Friday, October 12, 2012

the last ascent of blackwater?

Blackwater, at Murrin Park's evocatively-named Petrifying ("Pet") Wall, is another entry in the new Squamish guidebook's Top 100 list. The route is renown for staying wet in all but the driest conditions as it follows a drainage line, but it has been dry recently. Stupidly I have been avoiding it, despite several frequent visits to Pet. This stems from deranged climber-logic: Blackwater's grade (5.12a/ 7a+) is a level that I consider too easy to be worth "projecting", but potentially too hard to "flash".

Jack Ziegler just visible working Blackwater, back in September

On Wednesday I visited Pet, where it struck me that the end of the Blackwater "season" was fast approaching and that if I wanted to do it this year I had better hurry up. The forecast was unequivocal that the winter rains would begin on Friday and an eery chilly mist was already hanging over the cliff.


As it turned out, Blackwater went down without too much of a fight. I failed on a flash attempt, but soothed my hurt ego with a plausible "cold hands" excuse. Then I succeeded on my first redpoint try. I hadn't rehearsed any of the moves in detail, but still managed to flow up it in a loose scrappy style. This felt good - and was a big contrast to my tightly-choreographed ascent of the Heifer a few days before. I wish I could conjure up that style of climbing on demand. For me it seems to only come after a lot of climbing volume - which has been the case recently - plus confidence boosted by a few successes - ditto. It didn't even last one day: on Thursday I got shut down on another (allegedly easier!) Pet Wall classic, Burning down the Couch, through a combination of hesitation at a not-that-hard section and getting scared on a not-that-bad runout.

If anyone is reading this with a specific interest in Blackwater, I recommend it very highly if you can catch it in dry condition. As a single pitch of vertical face climbing, it is as good as any I have done anywhere in the world. Almost every move is interesting. The climbing is sustained for 30m but has enough marginal rests to keep the effort reasonable. The final crux, at about 25m, ends with a big move to a definite jug, then above is a fabulous "glory road" of huge holds to follow before reaching the chains. Aside from a sketchy start - best subdued with a stick-clip - the bolts are all intelligently placed.

Friday has dawned exactly in line with the midweek forecast. This sequence of morning photos taken over the last three days spells it out.

View south from our deck, 7:30am Wednesday

and same view at the same time on Thursday

... and on Friday 

And here's the grim new forecast. With this much rain ahead, it looks very likely that my ascent of Blackwater was the last in 2012!

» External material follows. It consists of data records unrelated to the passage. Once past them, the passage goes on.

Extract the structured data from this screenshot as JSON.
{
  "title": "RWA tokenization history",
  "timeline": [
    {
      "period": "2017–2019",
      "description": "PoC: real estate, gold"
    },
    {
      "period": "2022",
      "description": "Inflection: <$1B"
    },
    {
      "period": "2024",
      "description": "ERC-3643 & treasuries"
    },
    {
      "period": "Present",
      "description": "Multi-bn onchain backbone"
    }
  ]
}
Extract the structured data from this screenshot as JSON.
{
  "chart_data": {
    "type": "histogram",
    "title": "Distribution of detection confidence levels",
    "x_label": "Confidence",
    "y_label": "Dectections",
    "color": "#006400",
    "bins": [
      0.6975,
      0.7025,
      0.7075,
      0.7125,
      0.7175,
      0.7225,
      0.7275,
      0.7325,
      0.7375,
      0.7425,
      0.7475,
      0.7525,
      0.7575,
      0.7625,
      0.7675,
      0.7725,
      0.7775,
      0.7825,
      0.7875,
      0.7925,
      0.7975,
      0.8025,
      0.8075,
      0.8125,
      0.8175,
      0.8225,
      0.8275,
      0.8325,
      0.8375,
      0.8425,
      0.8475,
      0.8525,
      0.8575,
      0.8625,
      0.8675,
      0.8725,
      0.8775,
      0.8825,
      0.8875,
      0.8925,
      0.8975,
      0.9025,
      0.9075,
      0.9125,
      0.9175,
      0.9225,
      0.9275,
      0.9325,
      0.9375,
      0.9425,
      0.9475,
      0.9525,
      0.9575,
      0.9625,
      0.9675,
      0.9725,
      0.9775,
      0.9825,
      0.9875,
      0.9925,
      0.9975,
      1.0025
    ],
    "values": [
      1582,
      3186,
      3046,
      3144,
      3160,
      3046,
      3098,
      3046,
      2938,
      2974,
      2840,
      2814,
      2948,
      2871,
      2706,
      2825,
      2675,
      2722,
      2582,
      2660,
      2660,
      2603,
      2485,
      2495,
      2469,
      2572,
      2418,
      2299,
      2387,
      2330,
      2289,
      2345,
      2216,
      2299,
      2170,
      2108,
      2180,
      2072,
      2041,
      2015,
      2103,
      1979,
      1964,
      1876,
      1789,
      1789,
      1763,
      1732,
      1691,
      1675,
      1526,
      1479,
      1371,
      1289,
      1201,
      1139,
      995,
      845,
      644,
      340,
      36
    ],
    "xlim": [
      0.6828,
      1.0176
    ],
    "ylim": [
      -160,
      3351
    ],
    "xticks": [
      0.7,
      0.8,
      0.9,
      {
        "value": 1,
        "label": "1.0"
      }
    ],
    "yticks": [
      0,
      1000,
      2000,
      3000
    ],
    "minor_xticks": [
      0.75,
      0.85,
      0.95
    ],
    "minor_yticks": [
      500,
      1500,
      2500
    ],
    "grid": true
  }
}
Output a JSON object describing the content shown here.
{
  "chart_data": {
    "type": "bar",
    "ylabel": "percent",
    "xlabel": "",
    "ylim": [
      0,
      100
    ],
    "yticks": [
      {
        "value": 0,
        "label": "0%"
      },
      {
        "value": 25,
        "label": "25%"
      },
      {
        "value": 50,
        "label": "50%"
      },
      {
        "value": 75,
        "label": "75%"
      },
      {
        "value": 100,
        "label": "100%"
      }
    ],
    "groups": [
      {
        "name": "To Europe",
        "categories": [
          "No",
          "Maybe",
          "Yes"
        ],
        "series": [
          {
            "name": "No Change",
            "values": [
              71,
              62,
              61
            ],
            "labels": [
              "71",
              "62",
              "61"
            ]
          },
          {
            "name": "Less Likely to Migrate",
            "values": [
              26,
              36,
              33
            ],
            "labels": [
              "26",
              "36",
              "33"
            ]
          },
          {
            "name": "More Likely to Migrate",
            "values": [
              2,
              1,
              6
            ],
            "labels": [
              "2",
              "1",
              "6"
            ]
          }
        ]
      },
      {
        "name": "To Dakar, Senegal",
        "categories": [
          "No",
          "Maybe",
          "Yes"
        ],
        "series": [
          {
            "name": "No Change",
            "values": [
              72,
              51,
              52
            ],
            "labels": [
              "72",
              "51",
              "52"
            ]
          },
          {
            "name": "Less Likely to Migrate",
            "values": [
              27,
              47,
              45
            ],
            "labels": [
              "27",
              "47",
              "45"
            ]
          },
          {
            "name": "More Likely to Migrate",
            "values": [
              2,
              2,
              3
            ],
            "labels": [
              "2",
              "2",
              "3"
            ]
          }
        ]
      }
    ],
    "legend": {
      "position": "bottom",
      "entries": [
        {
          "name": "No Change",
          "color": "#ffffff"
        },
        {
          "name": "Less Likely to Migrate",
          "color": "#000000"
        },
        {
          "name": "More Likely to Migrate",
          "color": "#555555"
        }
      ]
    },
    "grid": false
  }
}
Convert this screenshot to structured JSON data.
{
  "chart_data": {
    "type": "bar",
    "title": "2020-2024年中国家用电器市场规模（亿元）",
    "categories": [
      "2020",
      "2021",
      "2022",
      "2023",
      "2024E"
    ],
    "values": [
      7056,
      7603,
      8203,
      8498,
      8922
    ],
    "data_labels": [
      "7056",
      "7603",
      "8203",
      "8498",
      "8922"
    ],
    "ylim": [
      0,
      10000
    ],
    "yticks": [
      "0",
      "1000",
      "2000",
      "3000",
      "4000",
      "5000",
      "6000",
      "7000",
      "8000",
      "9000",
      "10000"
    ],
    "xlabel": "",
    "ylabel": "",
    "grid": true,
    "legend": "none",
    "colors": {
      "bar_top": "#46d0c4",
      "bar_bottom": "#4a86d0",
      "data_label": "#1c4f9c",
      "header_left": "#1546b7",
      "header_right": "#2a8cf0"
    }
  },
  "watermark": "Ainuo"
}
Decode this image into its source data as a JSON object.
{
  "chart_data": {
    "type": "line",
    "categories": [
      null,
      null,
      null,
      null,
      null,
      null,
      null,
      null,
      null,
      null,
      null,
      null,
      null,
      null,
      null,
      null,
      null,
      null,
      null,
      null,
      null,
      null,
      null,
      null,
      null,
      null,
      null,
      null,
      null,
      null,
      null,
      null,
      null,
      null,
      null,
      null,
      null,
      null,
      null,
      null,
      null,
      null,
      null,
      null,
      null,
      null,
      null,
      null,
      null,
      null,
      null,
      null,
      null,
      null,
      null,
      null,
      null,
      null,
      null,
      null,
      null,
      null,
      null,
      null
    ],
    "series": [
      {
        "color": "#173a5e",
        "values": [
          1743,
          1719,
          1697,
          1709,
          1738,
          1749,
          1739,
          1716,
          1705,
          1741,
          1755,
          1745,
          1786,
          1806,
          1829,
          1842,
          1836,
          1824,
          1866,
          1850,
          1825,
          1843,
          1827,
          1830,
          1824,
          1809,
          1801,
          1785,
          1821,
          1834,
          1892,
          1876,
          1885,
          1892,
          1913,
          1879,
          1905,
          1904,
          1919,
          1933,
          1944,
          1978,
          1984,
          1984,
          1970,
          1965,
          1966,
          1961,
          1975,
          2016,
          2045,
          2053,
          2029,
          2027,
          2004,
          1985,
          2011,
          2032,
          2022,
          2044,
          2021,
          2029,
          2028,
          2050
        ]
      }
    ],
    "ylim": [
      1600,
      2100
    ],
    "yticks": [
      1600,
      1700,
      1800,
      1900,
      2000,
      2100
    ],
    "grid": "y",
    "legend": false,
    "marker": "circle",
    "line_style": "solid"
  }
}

Anyway, I shouldn't complain. I have been very lucky to have six weeks of continuous good weather since I started this late season sport-climbing campaign. I have also been really lucky with reliable and knowledgeable local partners, almost all found through the Squamish climbing forum. Thanks especially to Todd and Kay, who have been supportive through my projects.

The next task is to figure out some way to stay sane through the winter ...

POSTSCRIPT: whilst writing this post I stumbled over this interesting account of the early days of Pet Wall climbing by Perry Beckham, one of Squamish's strongest climbers in the 1980s. And this article at Rock and Ice by guidebook writer, Marc Bourdon, is pretty interesting on the full history of sport climbing in Squamish.